Is there a way to do form based authentication in Postman?

I’m trying to achieve what I’m able to do via Java REST-Assured code below:

RestAssured.given()
.baseUri(“http://internal-webserver:port”).auth()
.form(username, password, new FormAuthConfig("/authlogin.form", “username”, “password”)
.withAdditionalField(“login-form-type”))
.with().contentType(ContentType.JSON)
.body(reqJSON)
.post("/rest/testresource");

Ref: Read more about 4. Using Form Authentication

Basically I’m trying to know if there is a way to do such Login Form Based Authentication using Postman.

Hi @gotestman,

Looking at this, it seems to just be basic authentication (unless you include the addition of a CSRF token, which I don’t see here)

You can try using Basic Auth on that endpoint to see what you get, and if it works.

Otherwise, you can try doing this authentication and then opening up your developer tools to see how the HTTP request and response look, and then try to mimic that within Postman.

Hi @odanylewycz, Using Basic Auth we can only set username & password but how to specify different endpoints for form login authentication and for the actual POST request?

hey @gotestman,

You’d want to hit the endpoint for getting your auth token in a pre-request script so it runs before your regular request.

The prerequest script would hit the auth server, get a token back, then save the token as a variable that the request would then use.

1 Like

Thanks @allenheltondev, I’ve tried to do that in the pre-request script but I wasn’t getting the authentication pass same as I was able to get it via REST-Assured.

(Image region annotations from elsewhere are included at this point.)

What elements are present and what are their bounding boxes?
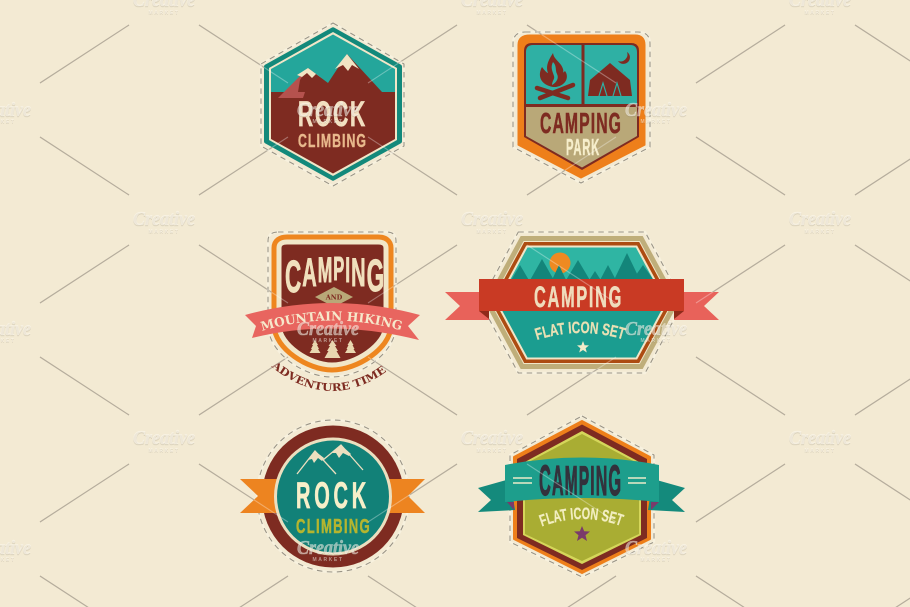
- watermarks: Creative: [461, 208, 523, 230]
- diamond: and: [315, 287, 353, 307]
- text: mountain hiking: MOUNTAIN HIKING: [260, 311, 402, 331]
- watermarks: MARKET: [476, 448, 508, 454]
- text: camping warped: I: [345, 250, 351, 290]
- ribbon: orange tails: [240, 479, 425, 513]
- ribbon: teal banner: [505, 458, 659, 502]
- scene panels: [526, 45, 637, 104]
- text: climbing: CLIMBING: [298, 131, 367, 151]
- text: camping: C: [539, 457, 552, 504]
- watermarks: Creative: [625, 318, 687, 340]
- text: camping: CAMPING: [540, 108, 622, 140]
- icon: star: [574, 526, 590, 541]
- text: rock: ROCK: [296, 475, 370, 516]
- badge: camping flat icon set hexagon: [445, 231, 719, 374]
- watermarks: MARKET: [312, 557, 344, 563]
- watermarks: Creative: [133, 427, 195, 449]
- text: camping warped: A: [302, 249, 318, 295]
- watermarks: MARKET: [640, 338, 672, 344]
- text: adventure time: ADVENTURE TIME: [271, 363, 386, 392]
- text: camping: N: [596, 457, 608, 504]
- mountains: [271, 54, 395, 174]
- watermarks: MARKET: [640, 557, 672, 563]
- ribbon tails: [478, 479, 685, 512]
- watermarks: MARKET: [476, 229, 508, 235]
- watermarks: MARKET: [804, 10, 836, 16]
- text: camping warped: C: [285, 252, 302, 302]
- icon: star: [577, 341, 589, 352]
- text: camping: P: [579, 457, 590, 504]
- watermarks: MARKET: [148, 10, 180, 16]
- badge: rock climbing circle: [240, 420, 425, 572]
- text: camping warped: G: [367, 251, 385, 301]
- text: camping: I: [590, 457, 596, 504]
- watermarks: Creative: [789, 427, 851, 449]
- watermarks: MARKET: [640, 119, 672, 125]
- text: flat icon set: FLAT ICON SET: [538, 507, 625, 526]
- icon: campfire: [537, 53, 573, 98]
- watermarks: Creative: [297, 537, 359, 559]
- text: camping: CAMPING: [534, 281, 623, 314]
- landscape panel: [502, 248, 661, 358]
- badge: camping park shield: [513, 32, 650, 183]
- text: camping warped: N: [351, 249, 367, 295]
- text: camping: A: [552, 457, 565, 504]
- watermarks: MARKET: [312, 119, 344, 125]
- sky: [271, 34, 395, 92]
- watermarks: Creative: [133, 208, 195, 230]
- watermarks: Creative: [297, 318, 359, 340]
- ribbon tails: [445, 292, 719, 320]
- text: flat icon set: FLAT ICON SET: [534, 321, 626, 340]
- ribbon: mountain hiking: [245, 303, 420, 340]
- watermarks: Creative: [297, 99, 359, 121]
- diamond: and: AND: [325, 294, 343, 302]
- icon: tent and moon: [588, 52, 632, 96]
- text: camping warped: M: [318, 250, 333, 290]
- text: camping: M: [565, 457, 579, 504]
- badge: camping park shield: PARK: [566, 134, 600, 160]
- icon: mountain outline: [297, 445, 363, 474]
- text: rock: ROCK: [298, 95, 367, 134]
- badge: camping flat icon set olive hexagon: [478, 415, 685, 578]
- ribbon: red banner: [479, 279, 684, 311]
- text: camping warped: P: [333, 250, 345, 288]
- watermarks: MARKET: [476, 10, 508, 16]
- decorative double lines: [513, 478, 646, 483]
- text: camping: G: [608, 457, 622, 504]
- icon: pine trees: [310, 340, 356, 358]
- badge: rock climbing hexagon: [261, 23, 404, 186]
- watermarks: MARKET: [804, 448, 836, 454]
- badge: camping and mountain hiking shield: [245, 231, 420, 392]
- text: climbing: CLIMBING: [296, 515, 371, 538]
- watermarks: Creative: [625, 99, 687, 121]
- watermarks: MARKET: [312, 338, 344, 344]
- watermarks: MARKET: [148, 229, 180, 235]
- watermarks: Creative: [625, 537, 687, 559]
- watermarks: MARKET: [148, 448, 180, 454]
- watermarks: Creative: [461, 427, 523, 449]
- watermarks: Creative: [789, 208, 851, 230]
- watermarks: MARKET: [804, 229, 836, 235]
- lower panel: [526, 107, 637, 168]
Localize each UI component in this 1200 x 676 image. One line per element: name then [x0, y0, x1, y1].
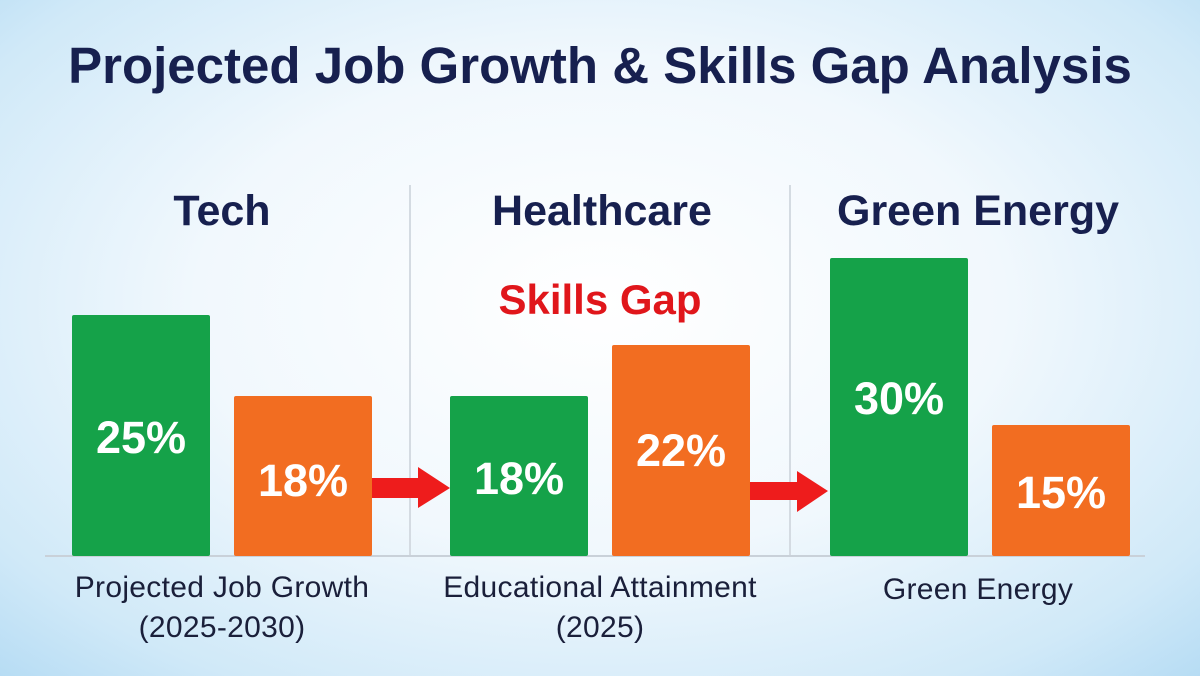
label: educational attainment — [443, 571, 757, 644]
heading: Green Energy: Green Energy — [837, 187, 1119, 235]
label: projected job growth: (2025-2030) — [139, 611, 305, 644]
bar: tech 18% — [234, 396, 372, 556]
bar: green energy 15% — [992, 425, 1130, 556]
label: green energy: Green Energy — [883, 573, 1073, 606]
panel: healthcare bars — [450, 345, 750, 556]
heading: Tech: Tech — [173, 187, 271, 235]
bar: healthcare 18% — [450, 396, 588, 556]
label: projected job growth: Projected Job Growth — [75, 571, 369, 604]
bar: green energy 30%: 30% — [854, 373, 944, 424]
bar: healthcare 22%: 22% — [636, 425, 726, 476]
heading: Healthcare: Healthcare — [492, 187, 712, 235]
skills gap label: Skills Gap — [498, 276, 702, 323]
bar: green energy 15%: 15% — [1016, 467, 1106, 518]
arrow 2 — [750, 471, 828, 512]
label: projected job growth — [75, 571, 369, 644]
panel: green energy bars — [830, 258, 1130, 556]
label: educational attainment: (2025) — [556, 611, 644, 644]
panel: tech bars — [72, 315, 372, 556]
bar: healthcare 22% — [612, 345, 750, 556]
bar: green energy 30% — [830, 258, 968, 556]
label: educational attainment: Educational Attainment — [443, 571, 757, 604]
title: Projected Job Growth & Skills Gap Analysis — [68, 37, 1132, 94]
arrow 1 — [372, 467, 450, 508]
bar: healthcare 18%: 18% — [474, 453, 564, 504]
bar: tech 25% — [72, 315, 210, 556]
bar: tech 25%: 25% — [96, 412, 186, 463]
bar: tech 18%: 18% — [258, 455, 348, 506]
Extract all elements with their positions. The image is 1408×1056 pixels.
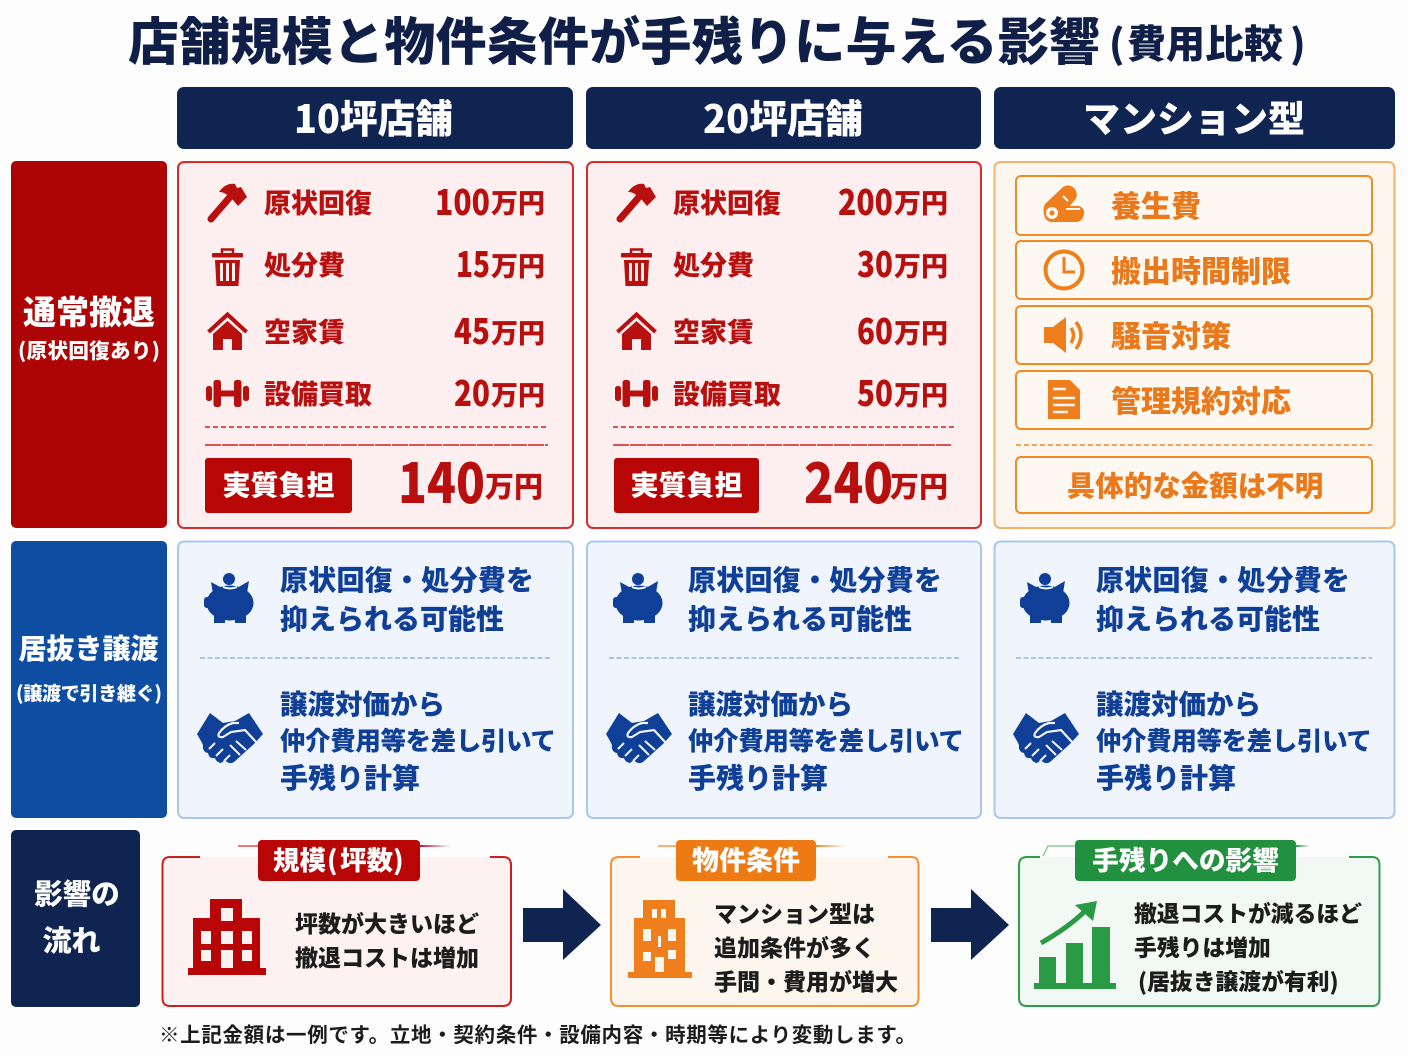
total: 実質負担 240万円: 240 [804, 439, 893, 519]
text: 原状回復・処分費を [280, 559, 534, 638]
item: 処分費: 万円 [491, 245, 545, 284]
row label: 影響の流れ: 影響の [34, 872, 120, 913]
arrow [523, 889, 601, 960]
icon: handshake [606, 713, 672, 763]
icon: hammer [620, 184, 656, 219]
column header: 10坪店舗 [177, 87, 573, 149]
text: 撤退コストは増加 [295, 939, 479, 973]
text: 原状回復・処分費を: 原状回復・処分費を [1096, 559, 1350, 599]
text: マンション型は [714, 895, 875, 929]
text: 譲渡対価から: 仲介費用等を差し引いて [280, 721, 556, 758]
item: 設備買取: 50 [857, 366, 893, 417]
item: 管理規約対応 [1016, 371, 1372, 429]
item: 処分費: 処分費 [673, 244, 754, 283]
icon: growth chart [1034, 901, 1116, 989]
item: 原状回復 [264, 175, 545, 226]
row label: 通常撤退 [11, 161, 167, 528]
item: 搬出時間制限 [1016, 241, 1372, 299]
item: 空家賃: 45 [454, 304, 490, 355]
arrow [931, 889, 1009, 960]
tag: ( [327, 839, 338, 878]
column header: マンション型 [994, 87, 1395, 149]
text: 手残りは増加 [1134, 930, 1271, 963]
panel: マンション型 居抜き譲渡 [994, 542, 1394, 818]
text: 譲渡対価から: 仲介費用等を差し引いて [1096, 721, 1372, 758]
item: 具体的な金額は不明 [1016, 457, 1372, 513]
item: 空家賃 [264, 304, 545, 355]
text [1134, 896, 1362, 997]
text: 譲渡対価から: 仲介費用等を差し引いて [688, 721, 964, 758]
row label: 影響の流れ: 流れ [42, 918, 101, 960]
tag: ) [393, 839, 404, 878]
text: 譲渡対価から [280, 682, 556, 797]
total: 実質負担 140万円: 実質負担 [222, 464, 335, 504]
text [714, 895, 898, 997]
text: (居抜き譲渡が有利) [1138, 964, 1339, 997]
item: 設備買取: 万円 [894, 374, 948, 413]
item: 搬出時間制限: 搬出時間制限 [1111, 247, 1291, 291]
item: 設備買取: 設備買取 [673, 373, 781, 412]
text: 原状回復・処分費を: 原状回復・処分費を [280, 559, 534, 599]
tag: 坪数 [340, 839, 394, 878]
text: 譲渡対価から: 手残り計算 [280, 757, 420, 797]
text: 原状回復・処分費を [1096, 559, 1350, 638]
item: 設備買取: 20 [454, 366, 490, 417]
row label: 通常撤退: 通常撤退 [23, 286, 155, 334]
item: 設備買取: 設備買取 [264, 373, 372, 412]
item: 空家賃: 万円 [491, 312, 545, 351]
panel: 10坪 居抜き譲渡 [178, 542, 573, 818]
text: 手間・費用が増大 [714, 963, 898, 997]
row label: 居抜き譲渡: 居抜き譲渡 [18, 628, 159, 668]
item: 空家賃: 空家賃 [673, 311, 754, 350]
column header: マンション型: マンション型 [1083, 89, 1305, 143]
text: 譲渡対価から [688, 682, 964, 797]
tag [258, 839, 420, 881]
icon: house [208, 314, 246, 350]
text: 原状回復・処分費を: 原状回復・処分費を [688, 559, 942, 599]
title: ) [1290, 14, 1306, 70]
row label: 通常撤退: (原状回復あり) [18, 334, 160, 364]
flow box: 規模(坪数) [162, 839, 511, 1006]
icon: dumbbell [206, 380, 249, 407]
item: 具体的な金額は不明: 具体的な金額は不明 [1067, 464, 1323, 505]
item: 原状回復: 原状回復 [673, 182, 781, 221]
total: 実質負担 240万円: 万円 [890, 464, 948, 506]
item: 処分費: 万円 [894, 245, 948, 284]
item: 処分費 [264, 237, 545, 288]
icon: handshake [197, 713, 263, 763]
item: 設備買取 [264, 366, 545, 417]
text: 譲渡対価から: 譲渡対価から [280, 682, 445, 722]
icon: piggy bank [204, 573, 254, 623]
item: 原状回復: 100 [435, 175, 490, 226]
total: 実質負担 140万円: 140 [398, 439, 485, 519]
tag: 手残りへの影響 [1092, 839, 1279, 878]
item: 処分費: 処分費 [264, 244, 345, 283]
text: 譲渡対価から: 譲渡対価から [1096, 682, 1261, 722]
text: 譲渡対価から: 手残り計算 [688, 757, 828, 797]
icon: house [618, 314, 656, 350]
text: 撤退コストが減るほど [1134, 896, 1362, 929]
total: 実質負担 240万円: 実質負担 [630, 464, 743, 504]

Could you please provide a sample script for me to try?

What have you tried so far?

It sounds like you had something in place, which part of that isn’t working?

I’ve tried something like this in the pre-request script

pm.sendRequest({
    url: pm.environment.get("auth_form_url"),
    method: 'GET',
    header: {
        'Authorization': 'Basic xxxxxxxxxx==',
    }
}, function (err, res) {
    pm.environment.set("access_token", res.json().token);
});

But getting Bad Request 400 error code.

This is how the source of login form actually looks:

I think part of your problem might be that you’re using GET instead of POST.

Have a look at the blog post I did on this topic.

Thanks for sharing more information.

From what I’ve seen, it doesnt look like we have enough to go off of.

Before proceeding further, it would be worthwhile to change your pre-request script to use a POST instead of a GET Method, as noted by @allenheltondev. This is even mentioned in the documentation you referred to:

When the user submits the form, the browser executes a POST request with the information.

If that doesnt work, the best course of action is to investigate the HTTP request in transit. Using Chrome Developer Tools (or whatever browser dev tools), you can do this, and simply record the network traffic before authentication, and then stop it. You should see how the HTTP request is formatted, and that should provide enough insight as to what you need to create within Postman.

In addition to that, I noticed in your original post that you have a request body in JSON:

.body(reqJSON)

Would you happen to know how that JSON actually looks? Chances are thats the body you need in your Pre-Request script too, in order to perform your authorization.

With Basic Auth (generally speaking), you dont need to get a token as the token itself if the combination of base64(username + ':' + password) thats used in every request that need authorization. With the access token, your web service should be providing that for you upon authentication at the auth endpoint.

If you can provide those extra details mentioned about, we can get closer to authenticating to your web service :slight_smile:

Thanks for your replies @odanylewycz & @allenheltondev.

Yes, I’ve tried POST as well with Basic Auth using the base64 encoded string as mentioned and also body using form-data & x-www-form-urlencoded types in the pre-request script for auth_form request. It is basically the java spring security authentication that I’m trying to do in Postman. After this HTML form based auth request, I’ve to send the actualy POST request with json body to get a json response at a different endpoint.

You’re welcome.

I appreciate the continued explanation for the java spring security authentication. Sadly, I still don’t have enough information to go off of, and I’m not certain how else I can help. My best bet is still to see the request happen in transit for authentication using web developer tools, and that should be enough information for how to format your authentication request in Postman.